This work aims at using different machine learning techniques in detecting anomalies (including hardware failures, sabotage and cyber-attacks) in SCADA water infrastructure.
The dataset used is published here
If you want to cite the paper please use the following format;
@InProceedings{10.1007/978-3-030-12786-2_1,
author="Hindy, Hanan and Brosset, David and Bayne, Ethan and Seeam, Amar and Bellekens, Xavier",
editor="Katsikas, Sokratis K. and Cuppens, Fr{\'e}d{\'e}ric and Cuppens, Nora and Lambrinoudakis, Costas and Ant{\'o}n, Annie and Gritzalis, Stefanos and Mylopoulos, John and Kalloniatis, Christos",
title="Improving SIEM for Critical SCADA Water Infrastructures Using Machine Learning",
booktitle="Computer Security",
year="2019",
publisher="Springer International Publishing",
address="Cham",
pages="3--19"
}
- Logistic Regression
- Gaussian Naive Bayes
- k-Nearest Neighbours
- Support Vector Machine
- Decision Trees
- Random Forests
Clone this repository
run preprocessing.py [dataset log path]
run classification.py [data processed file path]

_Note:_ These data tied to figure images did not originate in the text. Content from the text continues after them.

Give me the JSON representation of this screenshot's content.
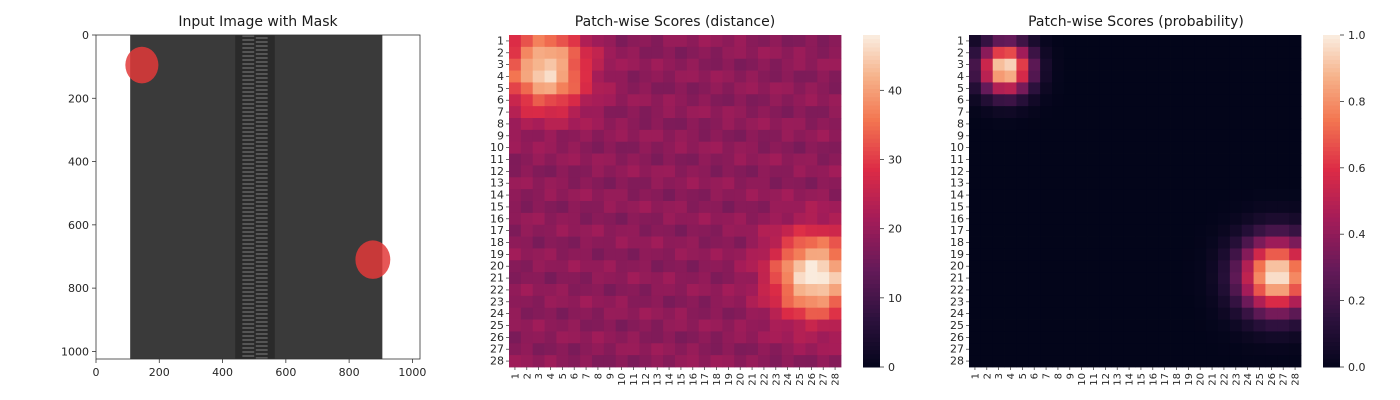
{
  "chart_data": [
    {
      "type": "image",
      "title": "Input Image with Mask",
      "xlim": [
        0,
        1024
      ],
      "ylim": [
        1024,
        0
      ],
      "xticks": [
        0,
        200,
        400,
        600,
        800,
        1000
      ],
      "yticks": [
        0,
        200,
        400,
        600,
        800,
        1000
      ],
      "xtick_labels": [
        "0",
        "200",
        "400",
        "600",
        "800",
        "1000"
      ],
      "ytick_labels": [
        "0",
        "200",
        "400",
        "600",
        "800",
        "1000"
      ],
      "fabric_x_range": [
        108,
        905
      ],
      "zipper_x_range": [
        440,
        565
      ],
      "defects": [
        {
          "cx": 145,
          "cy": 95,
          "r": 55
        },
        {
          "cx": 875,
          "cy": 710,
          "r": 58
        }
      ],
      "colors": {
        "fabric": "#3a3a3a",
        "zipper": "#555555",
        "mask": "#e23a3a"
      }
    },
    {
      "type": "heatmap",
      "title": "Patch-wise Scores (distance)",
      "rows": 28,
      "cols": 28,
      "row_labels": [
        "1",
        "2",
        "3",
        "4",
        "5",
        "6",
        "7",
        "8",
        "9",
        "10",
        "11",
        "12",
        "13",
        "14",
        "15",
        "16",
        "17",
        "18",
        "19",
        "20",
        "21",
        "22",
        "23",
        "24",
        "25",
        "26",
        "27",
        "28"
      ],
      "col_labels": [
        "1",
        "2",
        "3",
        "4",
        "5",
        "6",
        "7",
        "8",
        "9",
        "10",
        "11",
        "12",
        "13",
        "14",
        "15",
        "16",
        "17",
        "18",
        "19",
        "20",
        "21",
        "22",
        "23",
        "24",
        "25",
        "26",
        "27",
        "28"
      ],
      "vmin": 0,
      "vmax": 48,
      "colorbar_ticks": [
        0,
        10,
        20,
        30,
        40
      ],
      "colorbar_labels": [
        "0",
        "10",
        "20",
        "30",
        "40"
      ],
      "colormap": "rocket",
      "base_value": 19,
      "hotspots": [
        {
          "row": 3.4,
          "col": 3.6,
          "peak": 27,
          "spread": 2.4
        },
        {
          "row": 20.8,
          "col": 26.3,
          "peak": 30,
          "spread": 2.5
        }
      ]
    },
    {
      "type": "heatmap",
      "title": "Patch-wise Scores (probability)",
      "rows": 28,
      "cols": 28,
      "row_labels": [
        "1",
        "2",
        "3",
        "4",
        "5",
        "6",
        "7",
        "8",
        "9",
        "10",
        "11",
        "12",
        "13",
        "14",
        "15",
        "16",
        "17",
        "18",
        "19",
        "20",
        "21",
        "22",
        "23",
        "24",
        "25",
        "26",
        "27",
        "28"
      ],
      "col_labels": [
        "1",
        "2",
        "3",
        "4",
        "5",
        "6",
        "7",
        "8",
        "9",
        "10",
        "11",
        "12",
        "13",
        "14",
        "15",
        "16",
        "17",
        "18",
        "19",
        "20",
        "21",
        "22",
        "23",
        "24",
        "25",
        "26",
        "27",
        "28"
      ],
      "vmin": 0,
      "vmax": 1,
      "colorbar_ticks": [
        0.0,
        0.2,
        0.4,
        0.6,
        0.8,
        1.0
      ],
      "colorbar_labels": [
        "0.0",
        "0.2",
        "0.4",
        "0.6",
        "0.8",
        "1.0"
      ],
      "colormap": "rocket",
      "hotspots": [
        {
          "row": 3.3,
          "col": 3.6,
          "peak": 1.0,
          "spread": 1.5
        },
        {
          "row": 20.8,
          "col": 26.5,
          "peak": 1.0,
          "spread": 2.2
        }
      ]
    }
  ]
}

run classification-with-confidence.py [data processed file path]
- The output of preprocessing will be saved in the cloned directory as 'dataset_processed.csv'
- The classification outputs is separated in folders for each output (anomaly, affected component, scenario, etc.). Each folder contains a csv for each algorithm having its confusion matrix and a 'CrossValidation.csv' file with the combined results.